St. Louis Should Eliminate Its Economic Development Agencies
A version of this commentary appeared in the St. Louis Business Journal.
In July 2010, Missouri politicians joined the state’s economic development agency to announce the awarding of $17 million in state tax incentives, along with $39 million in local tax subsidies, to the Mamtek project in Moberly. The project called for making artificial sweetener using a process that would start in China and finish at a new plant in Moberly, creating 600 local jobs here. There was just one problem—it was all a scam.
It may seem unfair of me to criticize a government agency for falling victim to a criminal conspiracy, albeit one that really wasn’t that sophisticated, but government economic development agencies are a catch-22 for taxpayers. When they do a bad job—as they did in Mamtek—they waste our tax money. As with the St. Louis Marketplace or the Olde Towne Plaza in Ballwin, we can list plenty of private business projects government had no reason to get involved in but did, to the detriment of taxpayers. But we can only wish they always did a bad job. It’s when they do their jobs right that taxpayers and average citizens really get burned.
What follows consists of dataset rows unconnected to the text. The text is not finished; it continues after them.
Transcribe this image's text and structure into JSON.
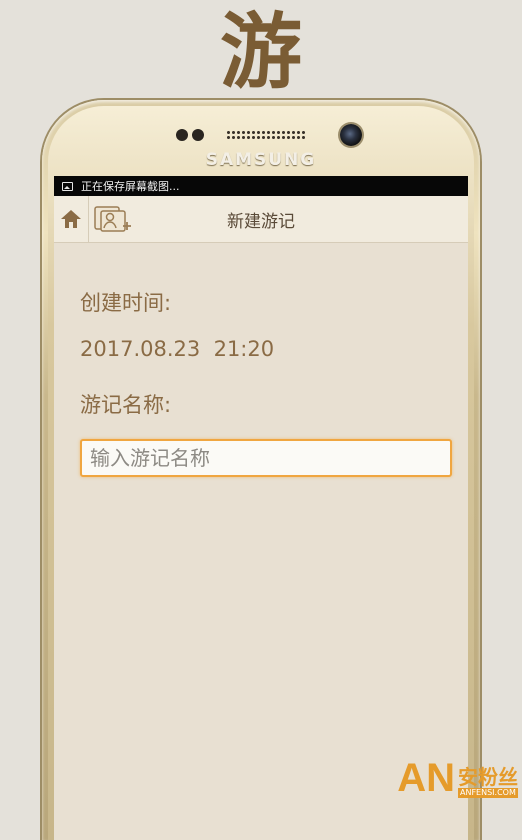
{
  "banner": {
    "char": "游"
  },
  "phone": {
    "brand": "SAMSUNG"
  },
  "statusbar": {
    "text": "正在保存屏幕截图..."
  },
  "navbar": {
    "title": "新建游记",
    "home_icon": "home-icon",
    "add_icon": "add-people-icon"
  },
  "form": {
    "time_label": "创建时间:",
    "time_value": "2017.08.23  21:20",
    "name_label": "游记名称:",
    "name_placeholder": "输入游记名称",
    "name_value": ""
  },
  "watermark": {
    "mark": "AN",
    "cn": "安粉丝",
    "url": "ANFENSI.COM"
  },
  "colors": {
    "accent": "#8a6b45",
    "input_border": "#f0a640",
    "screen_bg": "#e8e0d2",
    "nav_bg": "#f1ebde"
  }
}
When economic development officials do their jobs right, all they are really doing is subsidizing economic activity that likely would have happened anyway for the benefit of politically connected companies. As the old joke goes, economic development officials are great at creating jobs for other economic development officials. For everyone else, not so much. For all their skillful use of political buzzwords and claiming credit when none is deserved, it remains true that “government is a bad venture capitalist,” to quote President Obama’s economic advisor, Larry Summers. Summers was being polite. Government, in the form of local, state, and federal economic development agencies, is a terrible venture capitalist. It’s not that government officials don’t get their bets right often enough; it’s that they actively get them wrong because economic development officials are heavily influenced by the political incentives to reward supporters of the politicians who employ them. A short-term political payoff is more important than long-term success.
St. Louis Mayor Tishaura Jones came into office two years ago pledging to make changes to the city’s economic development process. To a small degree, her administration has reduced the subsidies it is giving out to companies, and for that she deserves credit. But they also figured out a way to somehow make a bad process even worse by imposing an “economic justice” imperative on it. So now, instead of listening to development officials fabricate how their corporate welfare led to jobs, growth, and so on, we get the additional pleasure of hearing how tax subsidies lead to more “equity.” Death can’t come fast enough.
Economist Dick Netzer mocked the exaggerated claims of success made by economic development officials when he wrote, “Who needs oil wells, when a state can be another Kuwait just by increasing the budget of a tiny agency?” Claims of subsidy successes often border on the absurd. The author once heard a Clay County economic development official claim that “All of the growth” in the town of Liberty—a fast growing, suburban community north of Kansas City, the likes of which have been growing across the nation for decades—was due to a tax-increment financing (TIF) package they passed. Chesterfield officials talk about the Valley TIF there in much the same way, as if suburbanization hadn’t existed until Missouri’s TIF law was passed in the late 1980s.
The self-aggrandizement of the economic development industry would be understandable if the system worked, but it doesn’t. The East-West Gateway Council of Governments (EWG) did a major study of TIF and other subsidies a decade ago and concluded that they created one job for every $370,000 in tax subsidies. That is a terrible return on the subsidy, as EWG stated. Economists Alan Peters and Peter Fisher studied tax incentives closely and concluded that they work about 10 percent of the time and are simply a waste of money the other 90 percent. They added that, like the Clay County officials mentioned above, economic development officials often credit all new employment and growth to tax subsidies. Yet our region continues to pass out tax subsidies like other people’s candy, evidenced by the atrocious decision of the St. Louis County TIF commission to approve $300 million in subsidies for the “blighted” part of Chesterfield just last month.
If we really wanted to help our community grow, residents of the St. Louis-area could get no better gift than the elimination of state and local economic development agencies. They are a blight on capitalism and an actively harmful influence on the civic and economic life of our state.